Payroll, Kasten said, is not an accurate reflection of a franchise's attempt to put a winning team on the field. In certain cases, it's more important to invest dollars in scouting and player development than on the major league roster, particularly with a young team that is trying to compete over the long haul.
It's the sensible way to build a team, and it's probably the right way to go in Washington, where the minor league system is undergoing a significant overhaul while the major league team tries to keep things respectable on the field.
Nationals fans should be prepared for more of the same in 2007 because there's little indication Kasten and general manager Jim Bowden are going to dole out big bucks to improve the major league roster. In fact, the team's 2007 payroll could wind up even lower than the $63 million figure it had on Opening Day 2006.
How is that possible? In short, the Nationals have managed to cut back significantly on their long-term financial commitments with only a handful of pricey players under contract beyond this season.
Washington has $22 million invested in five veteran players for 2007: Jose Vidro, Nick Johnson, Brian Schneider, Cristian Guzman and Luis Ayala (the latter two missed all of this season with injuries).
That's not bad considering how much money the club would have been on the hook for if not for a couple of fortuitous breaks. Remember when Bowden offered Jose Guillen four years and $40 million in spring training? Feel free to shudder at the possibility of all that money being flushed down the toilet.

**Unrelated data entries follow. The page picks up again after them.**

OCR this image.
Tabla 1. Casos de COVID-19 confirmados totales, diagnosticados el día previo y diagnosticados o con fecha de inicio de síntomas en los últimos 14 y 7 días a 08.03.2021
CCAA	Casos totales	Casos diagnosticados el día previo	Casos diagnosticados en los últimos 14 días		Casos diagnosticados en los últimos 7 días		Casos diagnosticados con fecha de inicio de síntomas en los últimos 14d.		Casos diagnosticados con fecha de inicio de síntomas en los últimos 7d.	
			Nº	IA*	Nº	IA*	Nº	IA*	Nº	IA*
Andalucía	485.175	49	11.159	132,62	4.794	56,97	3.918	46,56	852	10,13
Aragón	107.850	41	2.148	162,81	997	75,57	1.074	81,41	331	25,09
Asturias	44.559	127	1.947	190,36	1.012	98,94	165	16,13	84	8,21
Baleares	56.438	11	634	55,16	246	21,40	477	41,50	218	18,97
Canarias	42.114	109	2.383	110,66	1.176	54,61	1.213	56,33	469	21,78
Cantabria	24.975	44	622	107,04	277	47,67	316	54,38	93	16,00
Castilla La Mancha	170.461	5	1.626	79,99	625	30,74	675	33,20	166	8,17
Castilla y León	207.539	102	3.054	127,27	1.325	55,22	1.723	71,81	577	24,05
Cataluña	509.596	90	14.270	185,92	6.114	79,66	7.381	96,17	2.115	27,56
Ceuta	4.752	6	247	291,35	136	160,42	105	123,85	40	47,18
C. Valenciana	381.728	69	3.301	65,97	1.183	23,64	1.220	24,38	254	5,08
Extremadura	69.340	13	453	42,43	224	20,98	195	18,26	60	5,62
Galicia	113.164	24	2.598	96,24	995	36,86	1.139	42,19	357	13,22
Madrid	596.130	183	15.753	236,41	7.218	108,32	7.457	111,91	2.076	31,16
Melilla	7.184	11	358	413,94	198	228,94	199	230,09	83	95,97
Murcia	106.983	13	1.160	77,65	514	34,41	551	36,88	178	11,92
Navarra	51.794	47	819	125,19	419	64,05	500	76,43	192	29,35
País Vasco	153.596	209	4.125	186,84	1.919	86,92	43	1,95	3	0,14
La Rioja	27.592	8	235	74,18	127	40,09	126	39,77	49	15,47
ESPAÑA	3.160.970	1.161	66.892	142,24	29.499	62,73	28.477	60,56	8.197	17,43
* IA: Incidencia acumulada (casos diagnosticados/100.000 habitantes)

The Nationals also would have owed Livan Hernandez $7 million in 2007 had the Arizona Diamondbacks not taken the big right-hander off their hands last month.
And had Bowden not signed Johnson to a sensible, three-year, $16.5 million deal this spring, the GM might have been forced to dole out a lot more cash next year to the first baseman, who has enjoyed a career season.
There will be other players under the club's control who will get sizable raises through arbitration (Austin Kearns, Felipe Lopez, Chad Cordero, John Patterson and Ryan Wagner), but those players combined shouldn't make more than $12 million or so in 2007.
In other words, Washington has committed only about $34 million to payroll next season, leaving the franchise in a solid place financially ... which means there should be plenty of money to give to Alfonso Soriano, right?
Don't get too excited just yet.
Yes, it would appear the Nationals have the financial wherewithal to make a legitimate offer to keep Soriano in town, perhaps something in the range of five years and $65 million to $70 million. But that doesn't ensure the newest member of the 40-40 club will be standing in left field April 2 against the Florida Marlins.
The Nationals may be able to pay Soriano big bucks. That doesn't necessarily mean they want to pay him big bucks.
Fifteen million dollars a year is a lot to invest in a player, especially when it may represent as much as one-fourth of a club's total payroll and especially when it may come on a team that looks destined to play sub-.500 ball again before it moves into its new ballpark.
And all of this assumes Soriano wants to return to the District in 2007. Yes, he has had a remarkable season, and yes, he says he's happy here and would like to stay. But he also wants to win, and his agent wants him to enjoy as much financial fruit as his client possibly can get coming off one of the most productive offensive seasons in baseball history.
So Soriano's future in this town remains as murky as it was the day he arrived. The Nationals may have the money to keep him. But as Kasten keeps saying: Don't put too much stock in money.